Genentech/Isosceles

prepare_bam_transcripts.R duplication in hash id

Opened this issue · 8 comments

Hi, thanks for the tool and for the great documentation.

In the prepare_bam_transcripts.R line 118, the code asked to verify that the hash id generated are unique. However, the hash id generated is not unique using my dataset. After looking into the code, I realise this was because some of the tx_intron_positions are the same despite having different tx_position (different chromosome). I believe the reason for this was the strands are undetermined, causing the overlapping, and hence generating the same hash_id based on the same tx_intron positions.

I replaced make_hash(tx_intron_positions) by make_hash(paste(tx_position, tx_intron_positions)) in line 112 to give an unique hash_id, do you think this make sense ?

Remark: I also replaced make_hash(.data$intron_positions) into make_hash(paste(.data$position, .data$intron_positions)) for consistency.

mkabza commented

Hi,
Could you check if modifying the make_hash function by increasing the substring length in line 72 (from 16 to let's say 20) fixes the problem? It would help us to test if the assertion error was caused by a random clash between the hash values of tx_intron_positions (which is unlikely, but possible) or was a sign of some bug.

Hi,
I have changed it to 20, and I still get the same error.

image

mkabza commented

Hi @lingminhao,

We appreciate the feedback on our tool/documentation and for reporting and working with us on the issue!

Since we aren't able to trigger this error with our own datasets, we are thinking it could be an exception related to some aspect of your input data that is unexpected by Isosceles.

Is this by any chance a public dataset we can download? If not, would you be able to send us a small chunk of data that is sufficient to reproduce the error on our end?

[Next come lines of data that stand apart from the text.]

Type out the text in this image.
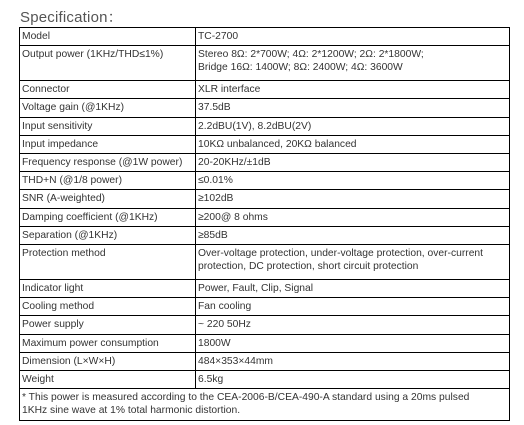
Specification：
Model	TC-2700

Output power (1KHz/THD≤1%)	Stereo 8Ω: 2*700W; 4Ω: 2*1200W; 2Ω: 2*1800W;
Bridge 16Ω: 1400W; 8Ω: 2400W; 4Ω: 3600W

Connector	XLR interface

Voltage gain (@1KHz)	37.5dB

Input sensitivity	2.2dBU(1V), 8.2dBU(2V)

Input impedance	10KΩ unbalanced, 20KΩ balanced

Frequency response (@1W power)	20-20KHz/±1dB

THD+N (@1/8 power)	≤0.01%

SNR (A-weighted)	≥102dB

Damping coefficient (@1KHz)	≥200@ 8 ohms

Separation (@1KHz)	≥85dB

Protection method	Over-voltage protection, under-voltage protection, over-current
protection, DC protection, short circuit protection

Indicator light	Power, Fault, Clip, Signal

Cooling method	Fan cooling

Power supply	~ 220 50Hz

Maximum power consumption	1800W

Dimension (L×W×H)	484×353×44mm

Weight	6.5kg

* This power is measured according to the CEA-2006-B/CEA-490-A standard using a 20ms pulsed
1KHz sine wave at 1% total harmonic distortion.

Thanks again for your help with this.

Hi, I can also confirm experiencing the same error in my dataset. For me, I got it to work after @lingminhao's proposed solution.

mkabza commented

Thanks @mcortes-lopez for your help! @lingminhao 's proposed fix, while sufficient to bypass the error, is not fully consistent with the assumptions downstream in the codebase-- so I would not recommend this as a solution. Ie. the error reported here is caused by an assertion we wrote that is failing, although with our data and unit tests, this assertion passes. We would be grateful if you could direct us to data with which we can reproduce this error, so we can implement a proper bug fix.

To explain, the tx_intron_positions string should already contain both chromosome, intron start/end coordinates, and strand for each transcript structure, eg. "4:17588978-17595409:+,4:17595535-17597045:+,4:17597135-17598455:+"

Since the output of bam_to_read_structures is grouped/summarized by intron_positions string, they are expected to be unique downstream. This is the input to prepare_transcripts (and subsequently, prepare_bam_transcripts), where the hash values generated are based on tx_intron_positions string and should also be unique (unless random collision occurs, which I think we have already ruled out, but will add additional checks for in the next release).

One thought is that if two data frame outputs of bam_to_read_structures were concatenated, for example, that could trigger the failed assertion.

Otherwise, I think we may need the input data to figure out what is going on.

Hi @mkabza I'm happy to share, do you have an email I can send you the link?
Thanks!

Hi @mkabza, I am also happy to share, may I have the email please? Thanks!

mkabza commented

Thank you @lingminhao for also offering to share data! @mcortes-lopez found my email address and sent data which was sufficient to identify and reproduce the bug (presence or absence of secondary=no to minimap2). We have now implemented and merged a bugfix.
Thanks again to you both for identifying and helping to fix this issue!